Other proponents of the new national security legislation interviewed by Asia Times see the bill as a prerequisite for stabilizing Hong Kong following sustained social unrest throughout 2019. Western governments’ attempts to use legal means and economic leverage to dissuade China from enforcing the new legislation are unlikely to succeed, they said.
“We are talking about sanctions to stop a country from exercising its sovereign rights and its sovereign prerogatives to enact a national security law with respect to a particular region within that country. You’re going to sanction them for doing this? That doesn’t sound to me logical or even reasonable,” said barrister and pro-establishment lawmaker Martin Liao.
“If they want to use those threats, they are free to do so. But I don’t think it would deter China…It will only invite retaliation.”
Beijing, mirroring arguably symbolic punitive measures taken by Washington, leveled visa restrictions against US officials with “egregious conduct on Hong Kong-related issues” on June 29 without specifying which officials would be targeted. The US unveiled similar visa restrictions against unidentified current and former Chinese officials two days earlier.
Liao sees the legislation as being “good for Hong Kong in the long run” and a means through which to “achieve some semblance of stability” that would allow for social dialogue and efforts to “rebuild Hong Kong as a financial and economic center.” He concedes, however, that the security law is likely to bring “chaos” in the short-term.
Hong Kong police have prohibited an annual pro-democracy march from going ahead on July 1, citing social-distancing rules brought about by the coronavirus pandemic that prohibit gatherings of more than 50 people. The Civil Human Rights Front, the organizer of the march, said it will appeal against the decision and continue its planned assembly.
In recent weeks, most demonstrations in the city that went ahead without police permits have reportedly seen smaller turnouts amid fears of steeper penalties soon entering force. Calls for the city’s independence – which national security legislation explicitly aims to punish – have, though, become a more prominent rallying cry among democracy activists.
A survey conducted by the Hong Kong Public Opinion Research Institute between June 15 to 18 showed that a majority 49% of respondents were strongly opposed to the new national security regulation, while support for the legislation added up to 34%, with 7% “somewhat” opposing it and the rest remaining indifferent or undecided.

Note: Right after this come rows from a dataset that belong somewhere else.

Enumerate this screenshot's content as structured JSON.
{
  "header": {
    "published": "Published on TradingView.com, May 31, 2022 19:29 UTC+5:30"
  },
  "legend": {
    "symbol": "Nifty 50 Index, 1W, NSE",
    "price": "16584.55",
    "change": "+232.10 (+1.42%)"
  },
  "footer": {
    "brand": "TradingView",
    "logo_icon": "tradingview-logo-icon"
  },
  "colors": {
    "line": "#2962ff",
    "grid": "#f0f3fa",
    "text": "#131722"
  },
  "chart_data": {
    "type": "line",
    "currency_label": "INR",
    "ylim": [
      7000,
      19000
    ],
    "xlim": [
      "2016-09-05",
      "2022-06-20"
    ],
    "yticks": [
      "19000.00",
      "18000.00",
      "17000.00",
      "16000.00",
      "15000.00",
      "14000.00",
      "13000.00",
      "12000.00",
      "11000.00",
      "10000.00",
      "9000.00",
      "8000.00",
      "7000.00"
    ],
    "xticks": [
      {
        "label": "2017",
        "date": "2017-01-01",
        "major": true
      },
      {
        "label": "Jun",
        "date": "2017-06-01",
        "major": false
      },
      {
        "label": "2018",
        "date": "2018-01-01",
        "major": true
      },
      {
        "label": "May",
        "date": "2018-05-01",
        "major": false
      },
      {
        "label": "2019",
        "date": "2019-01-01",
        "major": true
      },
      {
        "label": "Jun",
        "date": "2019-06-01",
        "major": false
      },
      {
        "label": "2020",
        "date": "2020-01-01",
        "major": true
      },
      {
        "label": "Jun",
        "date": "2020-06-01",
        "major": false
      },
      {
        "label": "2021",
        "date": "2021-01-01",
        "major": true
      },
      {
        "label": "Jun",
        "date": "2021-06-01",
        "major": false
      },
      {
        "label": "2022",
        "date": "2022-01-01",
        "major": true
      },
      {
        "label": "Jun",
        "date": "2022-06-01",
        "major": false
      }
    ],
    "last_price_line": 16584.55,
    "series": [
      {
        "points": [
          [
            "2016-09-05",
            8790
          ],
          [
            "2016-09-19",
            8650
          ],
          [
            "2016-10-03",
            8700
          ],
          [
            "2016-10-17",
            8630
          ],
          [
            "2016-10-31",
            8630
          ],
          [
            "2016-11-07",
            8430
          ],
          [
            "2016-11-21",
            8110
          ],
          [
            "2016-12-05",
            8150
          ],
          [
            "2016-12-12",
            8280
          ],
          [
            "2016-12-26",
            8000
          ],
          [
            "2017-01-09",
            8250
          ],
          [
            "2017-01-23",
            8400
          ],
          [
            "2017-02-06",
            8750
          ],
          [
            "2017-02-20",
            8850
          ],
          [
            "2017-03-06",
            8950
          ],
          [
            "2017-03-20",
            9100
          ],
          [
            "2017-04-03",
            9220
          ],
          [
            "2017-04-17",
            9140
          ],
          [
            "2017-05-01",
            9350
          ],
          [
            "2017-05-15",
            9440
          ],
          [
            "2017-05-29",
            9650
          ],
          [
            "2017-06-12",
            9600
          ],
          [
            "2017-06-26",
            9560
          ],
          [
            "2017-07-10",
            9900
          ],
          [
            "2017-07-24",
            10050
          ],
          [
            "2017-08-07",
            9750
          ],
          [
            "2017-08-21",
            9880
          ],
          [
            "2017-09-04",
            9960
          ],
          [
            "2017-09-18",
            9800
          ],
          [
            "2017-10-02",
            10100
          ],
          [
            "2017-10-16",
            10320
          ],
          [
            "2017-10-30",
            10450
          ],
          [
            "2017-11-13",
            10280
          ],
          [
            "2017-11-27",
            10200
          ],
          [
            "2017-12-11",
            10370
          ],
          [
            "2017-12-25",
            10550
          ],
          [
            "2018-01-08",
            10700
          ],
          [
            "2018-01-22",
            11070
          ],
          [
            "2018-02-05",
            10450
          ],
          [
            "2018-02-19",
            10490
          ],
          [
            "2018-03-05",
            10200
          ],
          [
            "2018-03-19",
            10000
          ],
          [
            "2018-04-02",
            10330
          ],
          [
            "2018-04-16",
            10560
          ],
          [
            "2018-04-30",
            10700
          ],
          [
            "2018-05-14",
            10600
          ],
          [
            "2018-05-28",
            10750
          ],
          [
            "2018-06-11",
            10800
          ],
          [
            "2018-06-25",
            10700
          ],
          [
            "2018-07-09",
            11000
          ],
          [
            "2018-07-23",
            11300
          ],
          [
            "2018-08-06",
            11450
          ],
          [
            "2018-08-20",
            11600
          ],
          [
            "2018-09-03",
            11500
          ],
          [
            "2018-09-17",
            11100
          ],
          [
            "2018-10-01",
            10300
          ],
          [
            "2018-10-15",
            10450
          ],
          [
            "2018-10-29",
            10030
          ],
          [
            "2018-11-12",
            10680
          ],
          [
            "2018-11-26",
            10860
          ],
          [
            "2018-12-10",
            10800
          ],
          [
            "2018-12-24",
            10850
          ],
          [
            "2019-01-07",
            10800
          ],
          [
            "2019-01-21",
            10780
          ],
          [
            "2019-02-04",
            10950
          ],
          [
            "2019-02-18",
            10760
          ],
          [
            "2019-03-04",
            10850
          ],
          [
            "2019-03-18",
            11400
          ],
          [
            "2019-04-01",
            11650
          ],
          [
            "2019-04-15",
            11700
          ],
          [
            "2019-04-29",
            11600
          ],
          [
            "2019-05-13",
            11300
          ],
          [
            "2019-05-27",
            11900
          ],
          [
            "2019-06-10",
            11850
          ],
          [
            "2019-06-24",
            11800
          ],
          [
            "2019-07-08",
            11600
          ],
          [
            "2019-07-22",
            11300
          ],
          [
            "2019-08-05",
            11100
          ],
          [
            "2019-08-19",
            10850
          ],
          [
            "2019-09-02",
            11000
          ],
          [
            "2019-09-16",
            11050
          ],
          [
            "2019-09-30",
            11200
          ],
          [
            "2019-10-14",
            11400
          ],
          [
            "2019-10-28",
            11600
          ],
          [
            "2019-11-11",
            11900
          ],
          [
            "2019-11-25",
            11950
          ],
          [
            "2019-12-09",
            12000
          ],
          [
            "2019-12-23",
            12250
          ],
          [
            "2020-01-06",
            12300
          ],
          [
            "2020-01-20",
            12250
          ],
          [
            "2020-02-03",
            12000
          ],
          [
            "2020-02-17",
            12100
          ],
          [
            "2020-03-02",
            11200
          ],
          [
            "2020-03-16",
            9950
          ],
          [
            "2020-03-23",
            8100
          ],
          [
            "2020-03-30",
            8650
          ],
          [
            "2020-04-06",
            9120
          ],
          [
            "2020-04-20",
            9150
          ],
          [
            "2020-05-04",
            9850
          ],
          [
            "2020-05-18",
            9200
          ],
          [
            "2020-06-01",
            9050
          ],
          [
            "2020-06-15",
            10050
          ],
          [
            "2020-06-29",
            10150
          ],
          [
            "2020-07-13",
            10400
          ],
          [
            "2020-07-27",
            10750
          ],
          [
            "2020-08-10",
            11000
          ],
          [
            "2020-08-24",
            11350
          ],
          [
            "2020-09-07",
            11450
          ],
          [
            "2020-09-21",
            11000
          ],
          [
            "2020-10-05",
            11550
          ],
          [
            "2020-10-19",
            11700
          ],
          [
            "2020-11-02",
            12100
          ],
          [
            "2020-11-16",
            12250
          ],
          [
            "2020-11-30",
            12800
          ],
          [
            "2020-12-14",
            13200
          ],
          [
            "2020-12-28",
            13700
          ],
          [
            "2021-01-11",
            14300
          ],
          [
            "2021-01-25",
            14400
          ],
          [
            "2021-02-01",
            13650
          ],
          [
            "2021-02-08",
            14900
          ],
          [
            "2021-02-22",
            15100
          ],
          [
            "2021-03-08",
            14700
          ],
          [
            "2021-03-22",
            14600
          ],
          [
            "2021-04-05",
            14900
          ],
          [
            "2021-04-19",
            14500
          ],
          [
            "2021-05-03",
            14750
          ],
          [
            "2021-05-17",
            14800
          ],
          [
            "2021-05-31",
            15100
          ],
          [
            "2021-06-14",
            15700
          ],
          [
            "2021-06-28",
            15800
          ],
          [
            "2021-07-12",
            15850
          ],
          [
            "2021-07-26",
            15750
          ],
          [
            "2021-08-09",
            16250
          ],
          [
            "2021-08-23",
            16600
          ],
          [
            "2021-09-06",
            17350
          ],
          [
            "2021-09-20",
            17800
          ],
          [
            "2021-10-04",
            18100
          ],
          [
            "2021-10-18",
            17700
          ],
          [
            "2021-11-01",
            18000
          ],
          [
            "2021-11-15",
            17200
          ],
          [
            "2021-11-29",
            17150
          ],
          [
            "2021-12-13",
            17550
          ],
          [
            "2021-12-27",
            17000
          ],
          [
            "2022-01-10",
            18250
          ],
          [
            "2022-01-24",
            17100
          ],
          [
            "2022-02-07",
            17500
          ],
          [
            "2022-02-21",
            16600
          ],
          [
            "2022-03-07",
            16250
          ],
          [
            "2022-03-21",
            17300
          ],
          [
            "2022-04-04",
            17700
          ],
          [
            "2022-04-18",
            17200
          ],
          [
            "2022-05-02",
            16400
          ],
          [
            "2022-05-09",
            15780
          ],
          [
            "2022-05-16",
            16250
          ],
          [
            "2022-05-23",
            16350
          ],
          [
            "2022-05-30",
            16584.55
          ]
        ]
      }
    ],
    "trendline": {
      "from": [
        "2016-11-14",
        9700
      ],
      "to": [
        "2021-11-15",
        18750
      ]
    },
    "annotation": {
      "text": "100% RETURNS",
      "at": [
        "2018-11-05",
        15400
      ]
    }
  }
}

The same survey found that 20% of respondents supported of the idea of Hong Kong independence, regarded as anathema by Beijing, while opposition to the idea grew to 60% in June from 56% in March.
Martin Jacques, a British academic and author of the acclaimed book When China Rules the World: The End of the Western World and the Birth of a New Global Order, said that Beijing is likely to find itself in “a trickier situation than it’s been in so far” with Hong Kong as the central government moves to deter purported separatists and independence advocates.
“It depends exactly on how the Chinese apply it. If they’re smart, they won’t overreach and they’ll apply it effectively. If they apply it to certain extreme elements, in terms of their behavior or maybe in terms of their political positions as well, that can have a demonstrative effect. On the evidence so far, they’ve not been smart,” he said.
“I can see the need for a national security law. What happened in Hong Kong last year was that it got out of control and it became unacceptable. My argument is that they have to reform Hong Kong. They need a socio-economic reform program. If they just engage in a kind of law and order position, that’s not going to win hearts and minds.
“China’s problem is that it has not found a way to develop a more constructive relationship with Hong Kong,” said Jacques. “Beijing is going to need to be a lot more creative and much more reform-minded. It needs to be rethought in a very profound way. So far, I’m not convinced with China’s ability to find a way.”